In a July radio interview, Trump came short of rejecting his previous position for a Canadian-style plan and instead talked about a totally different approach.
He called himself a "conservative with a heart" and described his alternative to the Affordable Care Act: "Great (private) plans" made through "deals with hospitals" that allow the government to help people "at the lower levels."
On July 31, a spokesperson for Trump clarified to Forbes that he’s "never supported socialized medicine" but is for "a universal ‘market-based’ plan that would offer a range of choices."
The sort of system Trump is alluding to — a universal, market-based system with a mix of public and private funding — is essentially what the Affordable Care Act establishes, Jost said.

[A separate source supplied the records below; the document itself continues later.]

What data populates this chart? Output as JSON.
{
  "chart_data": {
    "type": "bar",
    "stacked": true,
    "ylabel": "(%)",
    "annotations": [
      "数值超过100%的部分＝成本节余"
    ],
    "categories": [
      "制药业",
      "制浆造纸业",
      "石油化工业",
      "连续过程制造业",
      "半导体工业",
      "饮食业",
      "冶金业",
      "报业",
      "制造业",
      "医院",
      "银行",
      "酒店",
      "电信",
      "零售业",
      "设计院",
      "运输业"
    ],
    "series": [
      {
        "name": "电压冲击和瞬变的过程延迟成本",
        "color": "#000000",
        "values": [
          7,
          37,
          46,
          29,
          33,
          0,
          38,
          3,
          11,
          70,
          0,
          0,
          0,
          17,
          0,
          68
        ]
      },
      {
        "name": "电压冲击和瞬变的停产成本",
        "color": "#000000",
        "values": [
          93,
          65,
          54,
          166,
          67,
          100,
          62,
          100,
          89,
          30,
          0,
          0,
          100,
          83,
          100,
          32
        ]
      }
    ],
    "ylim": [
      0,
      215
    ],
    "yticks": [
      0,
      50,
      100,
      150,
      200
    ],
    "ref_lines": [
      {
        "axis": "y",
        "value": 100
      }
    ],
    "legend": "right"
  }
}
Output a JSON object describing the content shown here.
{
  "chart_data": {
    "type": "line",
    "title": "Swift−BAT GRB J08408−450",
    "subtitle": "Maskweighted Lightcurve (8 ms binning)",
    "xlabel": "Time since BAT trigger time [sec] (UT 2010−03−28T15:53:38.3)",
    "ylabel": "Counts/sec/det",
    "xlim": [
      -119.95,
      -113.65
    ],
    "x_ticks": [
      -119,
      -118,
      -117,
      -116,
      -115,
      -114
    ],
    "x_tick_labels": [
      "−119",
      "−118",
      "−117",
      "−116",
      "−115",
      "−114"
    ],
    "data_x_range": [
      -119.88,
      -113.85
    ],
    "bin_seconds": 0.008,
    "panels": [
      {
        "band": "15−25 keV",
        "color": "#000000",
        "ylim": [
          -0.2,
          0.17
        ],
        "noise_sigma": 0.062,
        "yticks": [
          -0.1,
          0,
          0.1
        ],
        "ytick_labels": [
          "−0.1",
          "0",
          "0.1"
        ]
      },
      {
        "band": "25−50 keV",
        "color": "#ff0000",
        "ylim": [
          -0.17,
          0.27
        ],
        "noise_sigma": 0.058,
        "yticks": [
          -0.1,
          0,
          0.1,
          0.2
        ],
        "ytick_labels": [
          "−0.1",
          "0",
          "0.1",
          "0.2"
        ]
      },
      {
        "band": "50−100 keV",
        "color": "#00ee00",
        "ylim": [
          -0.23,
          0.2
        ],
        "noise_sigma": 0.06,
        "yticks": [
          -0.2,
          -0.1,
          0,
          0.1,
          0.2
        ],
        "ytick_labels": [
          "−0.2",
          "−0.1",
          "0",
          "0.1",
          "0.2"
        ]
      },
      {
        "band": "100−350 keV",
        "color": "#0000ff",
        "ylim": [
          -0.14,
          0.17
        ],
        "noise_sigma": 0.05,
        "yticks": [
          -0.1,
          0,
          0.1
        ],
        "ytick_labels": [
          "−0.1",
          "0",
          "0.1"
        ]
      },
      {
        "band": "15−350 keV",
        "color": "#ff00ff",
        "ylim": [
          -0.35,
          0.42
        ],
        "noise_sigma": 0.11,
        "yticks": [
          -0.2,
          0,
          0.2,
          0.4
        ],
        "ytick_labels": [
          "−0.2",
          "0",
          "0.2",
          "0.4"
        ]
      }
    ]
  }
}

More teased-out conservative alternatives with less government regulation than the Affordable Care Act can be found in John McCain’s 2008 proposal or Wisconsin Rep. Paul Ryan’s reform bill, Wilensky said.
Perry said Trump is "for single-payer health care."
Fifteen years ago, Trump was decidedly for a universal healthcare system that resembled Canada’s system, in which the government pays for care for all citizens. Recently, he's said he admires Scotland’s single-payer system and disses the Affordable Care Act as incompetently implemented.
However, a Trump spokesman denied that the candidate supported "socialized medicine" and suggested Trump prefers a "free-market" solution. Other than that, though, the Trump campaign has been silent about what his specific health care policies are; perhaps Trump will be pressed on this point during the Aug. 6 debate.
Given the current evidence, Perry's attack is partially accurate, but leaves out details. We rate the statement Half True.